Hinter dieser Koketterie (Juncker ist gemeinhin als entscheidungsstark bekannt) versteckt sich allerdings der Wille zu raschen – und sichtbaren – Erfolgen. Dafür spricht auch die wohl wichtigste Ankündigung seiner gestrigen Rede im Straßburger Plenum: Der Kommissionschef wird sein 300 Milliarden Euro umfassendes Investitionsprogramm, mit dem die Union aus dem Wachstumskoma geholt werden soll, nicht erst – wie ursprünglich angekündigt – zu Beginn des kommenden Jahres präsentieren, sondern noch heuer – „vor Weihnachten, damit der Europäische Rat darüber befinden kann“. Der letzte Gipfel der EU-Staats- und Regierungschefs findet am 18. und 19. Dezember in Brüssel statt.

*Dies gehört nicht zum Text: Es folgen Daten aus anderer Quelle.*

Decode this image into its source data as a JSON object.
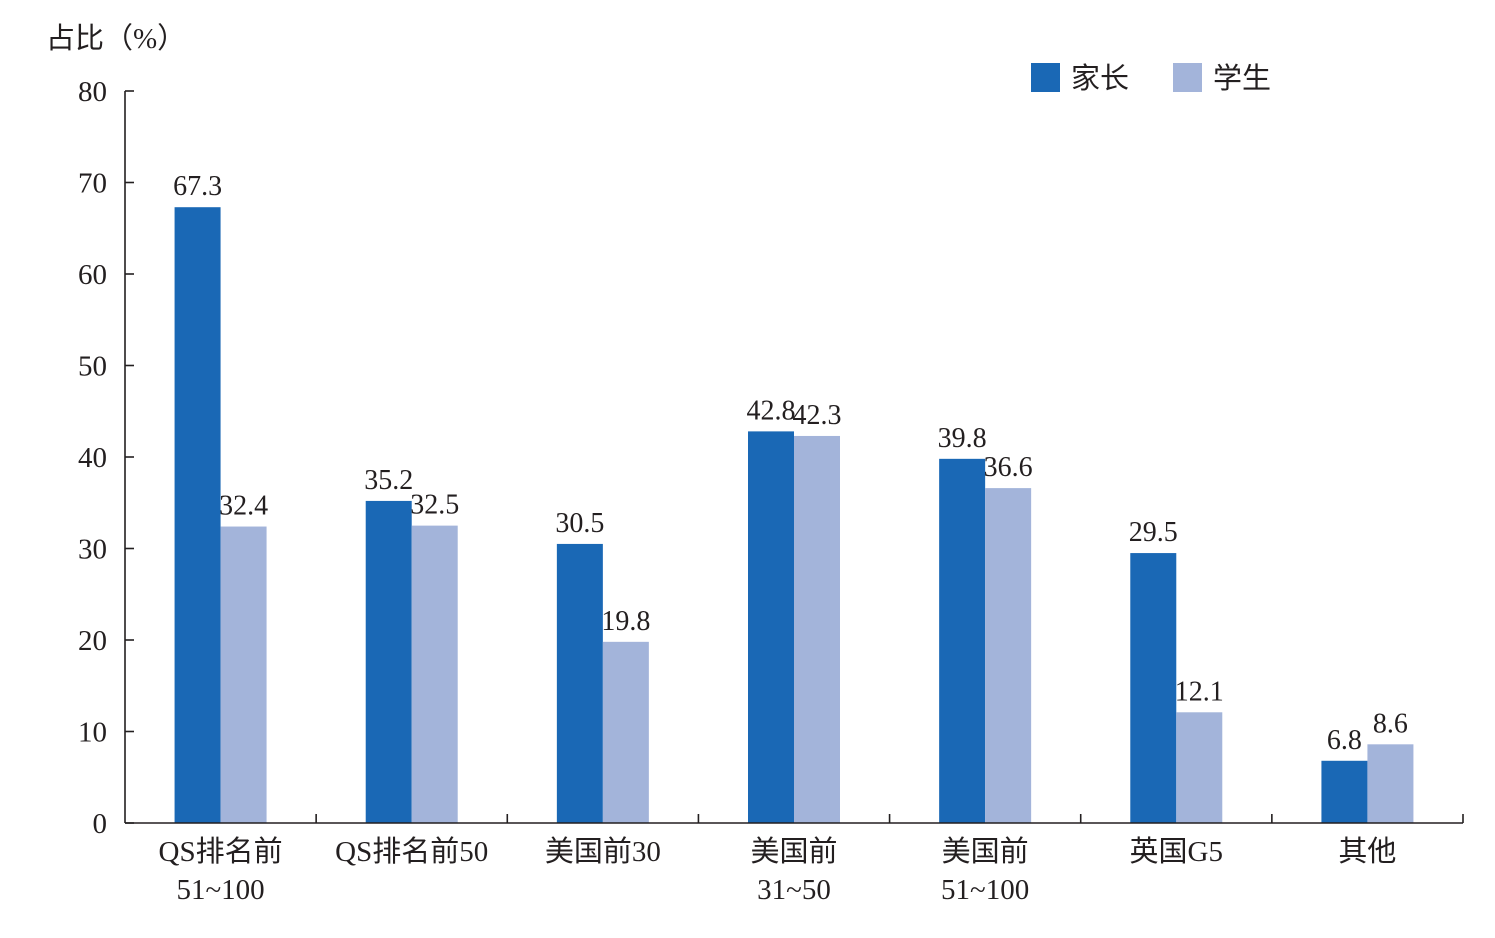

Woher genau diese 300 Milliarden kommen sollen, steht noch nicht fest – auf Pump will Juncker sein Investitionsprogramm jedenfalls nicht finanzieren.

Doch zurück zum gestrigen Votum, das nach Ansicht des Parlamentspräsidenten Martin Schulz (SPD) ein „brillantes Ergebnis“ für Juncker brachte. Was allerdings auffällt, ist die Tatsache, dass nicht alle Mitglieder der informellen Großen Koalition aus Christdemokraten (EVP), Sozialisten (S&D) und Liberalen (Alde) für Junckers Team gestimmt haben – sonst hätten es nämlich rund 40 Stimmen mehr sein müssen. Schulz versuchte gestern, dem Ergebnis einen positiven Spin zu verpassen: Im Plenum gebe es eine „nachhaltige proeuropäische Mehrheit von rund 430 Stimmen“ als Basis für die Zusammenarbeit mit der Kommission. Im Umkehrschluss bedeutet dies allerdings, dass im Europaparlament gut 300 Abgeordnete sitzen, die keine überzeugten Europäer sind – ein Anteil, der sowohl Schulz als auch Juncker nachdenklich stimmen sollte.

AUF EINEN BLICK

Abstimmung. Die neue EU-Kommission unter ihrem Präsidenten Jean-Claude Juncker erhielt am Mittwoch die Zustimmung von 432 der anwesenden 699 Europaabgeordnete. 209 Abgeordnete stimmten dagegen, 67 enthielten sich. Im Vergleich zu seinem Vorgänger José Manuel Barroso erhielt Juncker damit eine leicht geringere Zustimmung. Für Barroso votierten 2004 (erste Amtszeit) 449 Abgeordnete, 2010 (zweite Amtszeit) 488 Mandatare.